During the winter months the pits were a favourite haunt of local naturalist Mr. Percy King, to whom I have referred previously in this series. He revelled in the arctic terns and other birds that were then to be seen there.
The Beacon Brushes workers also took advantage of the pits to form an angling club of their own from which they have derived much pleasure over the years.
And a still later activity at the pits had been that of sailing.
But if I am ever along that road on a dark night and see ahead a white-clad figure spreading his arms I shall think first of all not of a policeman but of the ghost of an ancient umpire still signalling wides sent down by Clarke or Lilywhite or Wisden or other members of that famous team.
——————————————————————
EUREKA!
I now know a man who has not only seen that solid beer I have talked about but has actually drunk some.

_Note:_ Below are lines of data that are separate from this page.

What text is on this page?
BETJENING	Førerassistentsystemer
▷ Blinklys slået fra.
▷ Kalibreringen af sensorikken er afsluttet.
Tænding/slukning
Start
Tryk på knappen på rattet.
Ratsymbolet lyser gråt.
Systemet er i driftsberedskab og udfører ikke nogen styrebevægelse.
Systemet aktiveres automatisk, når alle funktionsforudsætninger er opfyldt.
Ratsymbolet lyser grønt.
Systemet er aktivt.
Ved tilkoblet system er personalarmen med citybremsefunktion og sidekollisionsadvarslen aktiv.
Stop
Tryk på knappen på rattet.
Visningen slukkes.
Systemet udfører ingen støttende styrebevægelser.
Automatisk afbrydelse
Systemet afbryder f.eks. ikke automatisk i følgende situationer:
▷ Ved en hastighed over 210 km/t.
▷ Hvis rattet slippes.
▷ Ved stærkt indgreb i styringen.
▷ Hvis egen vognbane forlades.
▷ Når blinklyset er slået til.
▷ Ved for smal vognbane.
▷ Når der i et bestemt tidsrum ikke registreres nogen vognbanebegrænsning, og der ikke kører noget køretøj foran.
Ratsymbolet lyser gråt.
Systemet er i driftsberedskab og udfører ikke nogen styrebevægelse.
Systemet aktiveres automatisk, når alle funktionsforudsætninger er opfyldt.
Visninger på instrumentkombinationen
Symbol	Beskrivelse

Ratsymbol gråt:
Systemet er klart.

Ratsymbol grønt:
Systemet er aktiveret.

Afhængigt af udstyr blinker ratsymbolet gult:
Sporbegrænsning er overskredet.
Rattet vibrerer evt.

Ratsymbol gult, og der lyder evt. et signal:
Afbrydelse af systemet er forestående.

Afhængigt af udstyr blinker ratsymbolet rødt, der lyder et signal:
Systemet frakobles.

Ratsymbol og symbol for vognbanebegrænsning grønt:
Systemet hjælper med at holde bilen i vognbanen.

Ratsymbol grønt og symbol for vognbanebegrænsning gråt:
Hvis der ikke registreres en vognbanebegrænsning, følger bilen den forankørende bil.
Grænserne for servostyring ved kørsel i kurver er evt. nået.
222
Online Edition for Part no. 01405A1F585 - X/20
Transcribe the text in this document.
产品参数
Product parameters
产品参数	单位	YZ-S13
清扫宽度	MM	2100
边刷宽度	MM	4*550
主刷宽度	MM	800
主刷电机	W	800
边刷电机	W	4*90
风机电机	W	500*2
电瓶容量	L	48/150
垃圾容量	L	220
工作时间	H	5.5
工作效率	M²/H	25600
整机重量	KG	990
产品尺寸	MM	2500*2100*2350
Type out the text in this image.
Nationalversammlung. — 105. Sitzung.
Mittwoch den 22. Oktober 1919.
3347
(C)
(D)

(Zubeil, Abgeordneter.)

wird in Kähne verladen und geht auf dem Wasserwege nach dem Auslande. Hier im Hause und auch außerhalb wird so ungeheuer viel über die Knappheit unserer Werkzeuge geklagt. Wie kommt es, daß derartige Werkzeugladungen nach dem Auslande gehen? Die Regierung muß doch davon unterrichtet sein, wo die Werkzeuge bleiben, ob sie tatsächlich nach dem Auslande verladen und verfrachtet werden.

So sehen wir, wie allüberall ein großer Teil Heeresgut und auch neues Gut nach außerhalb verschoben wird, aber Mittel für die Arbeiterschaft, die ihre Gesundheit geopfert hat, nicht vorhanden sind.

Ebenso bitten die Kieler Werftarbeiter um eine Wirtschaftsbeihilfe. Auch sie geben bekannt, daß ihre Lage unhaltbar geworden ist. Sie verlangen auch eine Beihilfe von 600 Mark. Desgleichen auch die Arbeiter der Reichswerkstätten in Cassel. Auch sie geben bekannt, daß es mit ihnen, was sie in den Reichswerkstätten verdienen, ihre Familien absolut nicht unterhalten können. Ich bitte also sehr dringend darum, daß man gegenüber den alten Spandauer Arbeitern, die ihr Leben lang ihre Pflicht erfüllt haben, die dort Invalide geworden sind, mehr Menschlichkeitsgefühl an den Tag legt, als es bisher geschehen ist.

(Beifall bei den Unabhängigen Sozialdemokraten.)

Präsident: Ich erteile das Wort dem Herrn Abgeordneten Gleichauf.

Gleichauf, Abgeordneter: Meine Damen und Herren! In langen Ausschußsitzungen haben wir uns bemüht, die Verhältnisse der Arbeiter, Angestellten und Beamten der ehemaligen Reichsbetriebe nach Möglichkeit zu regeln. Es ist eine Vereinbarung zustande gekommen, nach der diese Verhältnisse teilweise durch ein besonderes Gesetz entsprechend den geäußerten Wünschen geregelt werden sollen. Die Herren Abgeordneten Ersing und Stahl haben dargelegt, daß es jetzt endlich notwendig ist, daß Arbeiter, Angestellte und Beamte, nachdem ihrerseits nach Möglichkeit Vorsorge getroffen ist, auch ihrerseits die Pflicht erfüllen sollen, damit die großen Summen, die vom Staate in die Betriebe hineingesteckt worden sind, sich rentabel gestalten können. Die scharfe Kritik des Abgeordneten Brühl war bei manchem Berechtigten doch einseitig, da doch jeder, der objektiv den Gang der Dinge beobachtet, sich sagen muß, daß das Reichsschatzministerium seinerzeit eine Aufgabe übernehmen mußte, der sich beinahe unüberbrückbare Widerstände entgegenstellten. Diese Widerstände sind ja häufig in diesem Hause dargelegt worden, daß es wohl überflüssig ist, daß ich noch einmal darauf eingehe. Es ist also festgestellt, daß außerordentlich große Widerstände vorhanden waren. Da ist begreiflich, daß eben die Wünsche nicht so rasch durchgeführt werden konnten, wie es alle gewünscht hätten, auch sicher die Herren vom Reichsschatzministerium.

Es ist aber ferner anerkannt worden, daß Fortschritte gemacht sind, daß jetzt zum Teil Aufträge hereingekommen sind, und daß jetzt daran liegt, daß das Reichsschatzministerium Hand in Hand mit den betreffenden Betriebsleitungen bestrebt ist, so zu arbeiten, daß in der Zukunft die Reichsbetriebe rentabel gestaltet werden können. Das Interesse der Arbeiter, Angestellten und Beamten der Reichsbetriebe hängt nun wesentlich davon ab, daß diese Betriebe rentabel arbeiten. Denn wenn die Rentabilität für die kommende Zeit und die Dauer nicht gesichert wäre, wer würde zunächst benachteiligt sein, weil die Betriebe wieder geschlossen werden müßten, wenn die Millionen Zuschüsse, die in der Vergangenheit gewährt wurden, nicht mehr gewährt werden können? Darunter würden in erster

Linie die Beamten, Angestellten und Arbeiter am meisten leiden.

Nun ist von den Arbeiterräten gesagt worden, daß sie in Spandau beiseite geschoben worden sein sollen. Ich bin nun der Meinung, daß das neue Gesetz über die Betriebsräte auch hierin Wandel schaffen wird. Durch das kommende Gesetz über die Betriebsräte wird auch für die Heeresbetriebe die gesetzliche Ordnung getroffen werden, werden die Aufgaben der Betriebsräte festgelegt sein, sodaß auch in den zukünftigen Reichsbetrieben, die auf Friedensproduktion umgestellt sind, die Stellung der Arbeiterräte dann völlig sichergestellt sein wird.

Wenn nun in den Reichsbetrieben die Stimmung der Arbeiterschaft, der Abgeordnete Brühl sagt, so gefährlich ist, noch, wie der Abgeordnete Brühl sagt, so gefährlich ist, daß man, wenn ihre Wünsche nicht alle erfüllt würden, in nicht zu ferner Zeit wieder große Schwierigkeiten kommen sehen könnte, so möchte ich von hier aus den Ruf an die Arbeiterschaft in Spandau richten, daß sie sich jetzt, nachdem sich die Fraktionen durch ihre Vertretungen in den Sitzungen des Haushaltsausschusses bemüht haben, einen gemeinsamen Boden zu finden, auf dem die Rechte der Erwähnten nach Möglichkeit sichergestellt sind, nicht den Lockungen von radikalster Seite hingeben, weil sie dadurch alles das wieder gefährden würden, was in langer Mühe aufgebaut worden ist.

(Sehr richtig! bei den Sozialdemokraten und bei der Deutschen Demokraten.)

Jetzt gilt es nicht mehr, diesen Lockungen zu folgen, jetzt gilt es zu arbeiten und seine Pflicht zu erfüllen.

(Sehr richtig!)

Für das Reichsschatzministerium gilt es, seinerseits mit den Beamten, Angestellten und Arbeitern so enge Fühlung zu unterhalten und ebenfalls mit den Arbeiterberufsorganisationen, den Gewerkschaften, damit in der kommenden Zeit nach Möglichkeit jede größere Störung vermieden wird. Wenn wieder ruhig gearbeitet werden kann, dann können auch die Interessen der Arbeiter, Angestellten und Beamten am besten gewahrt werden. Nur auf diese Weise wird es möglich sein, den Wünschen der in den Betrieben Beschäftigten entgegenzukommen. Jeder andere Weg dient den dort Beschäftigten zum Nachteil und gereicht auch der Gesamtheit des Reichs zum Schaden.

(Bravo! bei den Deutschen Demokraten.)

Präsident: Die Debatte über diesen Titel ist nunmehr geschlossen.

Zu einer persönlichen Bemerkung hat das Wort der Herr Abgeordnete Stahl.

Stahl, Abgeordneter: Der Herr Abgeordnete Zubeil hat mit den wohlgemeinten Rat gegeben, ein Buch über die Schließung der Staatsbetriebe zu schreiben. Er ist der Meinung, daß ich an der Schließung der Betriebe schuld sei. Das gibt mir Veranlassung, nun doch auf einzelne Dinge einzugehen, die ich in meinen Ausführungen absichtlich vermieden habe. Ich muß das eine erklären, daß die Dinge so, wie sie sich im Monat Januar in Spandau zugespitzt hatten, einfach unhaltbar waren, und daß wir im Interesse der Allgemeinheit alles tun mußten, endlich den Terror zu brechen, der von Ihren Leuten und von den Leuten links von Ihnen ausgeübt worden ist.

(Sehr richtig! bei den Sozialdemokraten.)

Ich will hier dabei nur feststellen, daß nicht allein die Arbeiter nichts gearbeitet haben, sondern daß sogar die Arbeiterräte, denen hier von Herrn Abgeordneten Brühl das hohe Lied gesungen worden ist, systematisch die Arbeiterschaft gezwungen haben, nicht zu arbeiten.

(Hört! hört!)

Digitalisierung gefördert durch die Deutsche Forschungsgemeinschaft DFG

He is Mr. Sidney White, of 10 Denmark Street, Bletchley, who for the past 41 years has worked for Metalin at Fenny Stratford.
At his home the other morning he told me: ”It happened when I was about 17 or so and not long after I joined Metalin’s. There was an old derelict building there which had been the old brewery and still had the Cave sign on it.
“We were clearing out a loft when we came across quite a number of old tins of about 6lb size. They were rusty on the outside and some had rusted all through, but they were still clean and shiny inside.
“We found they were full of a very dark greyish-brown powder. Originally it could have been in slabs or blocks and have crumbled over the years, but it was definitely powder when I saw it.
“We realised this was the solid beer that used to be made there, so I took a bit home and all the rest was thrown away.
“At home I made it up and found it was beer all right, though I cannot now remember whether it was mild or bitter or anything else about it except that it was beer and I wasn’t poisoned. In fact, I had foregotten(sic) the whole thing until I was reminded of it by your peace(sic) in the Gazette.”
So there you are. On Mr. White’s assurance nobody had been kidding anybody about Fenny’s solid beer because he’s had some and has lived to tell the tale 40 years afterwards.
Incidentally, he also tells me that a vine grew outside that long-since-demolished building, but neither of us is going to talk about solid champagne.